Não obstante, a intervenção judicial ignora a realidade econômica que a envolve, desconsiderando que a fixação das taxas cobradas pelos bancos leva em conta os riscos envolvidos no empréstimo e que decisões judiciais que revisam contratos podem aumentar a percepção de risco dos agentes. Ignora-se, ademais, que, em uma economia de mercado, o contrato bancário que é submetido ao crivo judicial é, na verdade, parte integrante de uma rede contratual e, portanto, que os resultados da decisão judicial sobre as taxas de juros de um contrato não repercutem somente sobre aquela avença específica.
Ao alterar as bases contratuais de uma operação de crédito específica, reduzindo as taxas de juros sem que se cogite das circunstâncias do caso concreto, a atuação jurisdicional acaba sendo vista pelo mercado como um fator de risco adicional, levando ao aumento das taxas cobradas em operações futuras e ao enrijecimento do procedimento de concessão de crédito. Como se costuma dizer em economia, "não há almoço de graça". Ou seja, se alguém usufrui de um direito é porque outra pessoa, de algum modo, pagará por isso. No presente caso, a revisão judicial das taxas de juros, ao menos da forma hoje proposta pelo STJ, gera efeitos negativos sobre o mercado de crédito como um todo e acaba prejudicando o próprio consumidor a quem o juiz busca proteger.
Outro aspecto interessante que passa ao largo é que não se está diante de qualquer essencialidade no ato de conceder crédito. Ainda que se leve em conta o argumento de que o crédito pode ser considerado uma facilidade econômica que confere maior liberdade às pessoas, na linha proposta por Amartya Sen, não parece haver supedâneo para cogitar de "direito fundamental ao crédito", a justificar tão brusca intervenção do juiz. Até porque, se houvesse um direito efetivo ao crédito, seria necessário cogitar do dever de uma contraparte em conceder crédito, o que não parece razoável.
Ora, se não há um direito fundamental, a interpretação do contrato não pode deixar de partir da presunção de que ele foi celebrado de forma livre e espontânea pelo credor, no exercício de sua autonomia da vontade. Nessa linha, eventuais erros de avaliação – obviamente, desde que não tenham sido fruto de vícios de vontade – ou mesmo problemas de natureza pessoal do devedor no curso do contrato não podem ser considerados elementos justificadores da revisão judicial do contrato, sob pena de introduzir grande insegurança jurídica no ambiente negocial.
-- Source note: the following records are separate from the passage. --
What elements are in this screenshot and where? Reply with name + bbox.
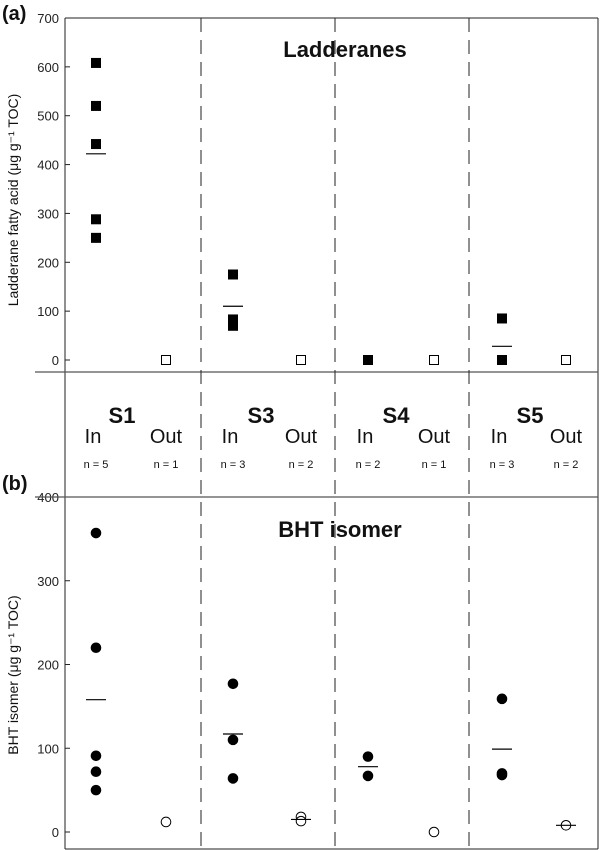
- in-label: In: [357, 426, 374, 448]
- panel-b-title: BHT isomer: [278, 517, 402, 542]
- out-label: Out: [285, 426, 318, 448]
- data-point-circle: [362, 770, 374, 782]
- y-tick-label: 200: [37, 255, 59, 270]
- y-tick-label: 100: [37, 741, 59, 756]
- data-point-square: [91, 139, 101, 150]
- data-point-square: [561, 355, 571, 365]
- data-point-square: [429, 355, 439, 365]
- site-label: S4: [383, 403, 411, 428]
- data-point-circle: [295, 815, 307, 827]
- panel-a-ladderanes: (a) Ladderanes Ladderane fatty acid (μg …: [2, 3, 571, 368]
- n-out-label: n = 1: [422, 459, 447, 471]
- data-point-circle: [90, 750, 102, 762]
- n-out-label: n = 1: [154, 459, 179, 471]
- y-tick-label: 200: [37, 658, 59, 673]
- y-tick-label: 600: [37, 60, 59, 75]
- panel-b-bht: (b) BHT isomer BHT isomer (μg g⁻¹ TOC) 0…: [2, 473, 576, 840]
- data-point-square: [228, 320, 238, 331]
- data-point-circle: [227, 734, 239, 746]
- data-point-circle: [227, 773, 239, 784]
- data-point-square: [363, 355, 373, 365]
- y-tick-label: 100: [37, 304, 59, 319]
- n-out-label: n = 2: [289, 459, 314, 471]
- figure-frame: [35, 17, 599, 850]
- panel-a-points: [86, 57, 571, 365]
- n-in-label: n = 2: [356, 459, 381, 471]
- data-point-circle: [90, 527, 102, 539]
- data-point-square: [91, 214, 101, 225]
- panel-a-title: Ladderanes: [283, 37, 407, 62]
- n-out-label: n = 2: [554, 459, 579, 471]
- in-label: In: [85, 426, 102, 448]
- panel-a-ylabel: Ladderane fatty acid (μg g⁻¹ TOC): [5, 94, 21, 307]
- data-point-circle: [90, 784, 102, 796]
- n-in-label: n = 5: [84, 459, 109, 471]
- site-labels-band: S1 In Out n = 5 n = 1 S3 In Out n = 3 n = 2 S4 In Ou…: [84, 403, 583, 471]
- n-in-label: n = 3: [490, 459, 515, 471]
- data-point-circle: [90, 642, 102, 654]
- in-label: In: [491, 426, 508, 448]
- in-label: In: [222, 426, 239, 448]
- site-label: S5: [517, 403, 544, 428]
- data-point-circle: [428, 826, 440, 838]
- out-label: Out: [550, 426, 583, 448]
- panel-b-points: [86, 527, 576, 838]
- y-tick-label: 300: [37, 206, 59, 221]
- y-tick-label: 300: [37, 574, 59, 589]
- data-point-square: [497, 355, 507, 365]
- site-label: S1: [109, 403, 136, 428]
- data-point-square: [91, 57, 101, 68]
- data-point-circle: [496, 769, 508, 781]
- data-point-circle: [362, 751, 374, 762]
- data-point-circle: [227, 678, 239, 690]
- panel-b-ylabel: BHT isomer (μg g⁻¹ TOC): [5, 595, 21, 754]
- site-label: S3: [248, 403, 275, 428]
- panel-a-label: (a): [2, 3, 26, 25]
- out-label: Out: [150, 426, 183, 448]
- y-tick-label: 400: [37, 158, 59, 173]
- data-point-circle: [496, 693, 508, 705]
- data-point-square: [161, 355, 171, 365]
- data-point-square: [91, 100, 101, 111]
- data-point-square: [91, 232, 101, 243]
- n-in-label: n = 3: [221, 459, 246, 471]
- panel-a-y-axis: 0 100 200 300 400 500 600 700: [37, 11, 70, 368]
- panel-b-label: (b): [2, 473, 28, 495]
- y-tick-label: 700: [37, 11, 59, 26]
- data-point-circle: [160, 816, 172, 828]
- y-tick-label: 500: [37, 109, 59, 124]
- data-point-circle: [90, 766, 102, 778]
- y-tick-label: 0: [52, 825, 59, 840]
- data-point-square: [497, 313, 507, 324]
- y-tick-label: 0: [52, 353, 59, 368]
- data-point-square: [296, 355, 306, 365]
- data-point-square: [228, 269, 238, 280]
- out-label: Out: [418, 426, 451, 448]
Sob a ótica reguladora, há outros flancos possíveis de atuação estatal. Além do aperto da regulamentação com vistas a reduzir a assimetria de informação e a estimular a cobrança de taxas mais baixas, é possível uma participação direta mais efetiva do Estado no mercado financeiro, por meio da concessão de crédito mais barato pelos bancos públicos, como forma de induzir a uma maior concorrência, com benefícios diretos ao consumidor.
Não é da caneta do juiz que deve vir a solução para as altas taxas de juros no país, mas da atuação coordenada, firme e cada vez mais incisiva dos entes reguladores do sistema financeiro. Obviamente, sempre caberá ao Poder Judiciário assegurar que os contratos sejam celebrados em observância às prescrições do Código de Defesa do Consumidor (CDC), coibindo eventuais excessos. Mas não se pode, em nome disso, praticar outros excessos. Impõe-se, portanto, uma revisão nos parâmetros atualmente em voga na jurisprudência, para que, em nome da cura da doença, não se acabe matando o paciente.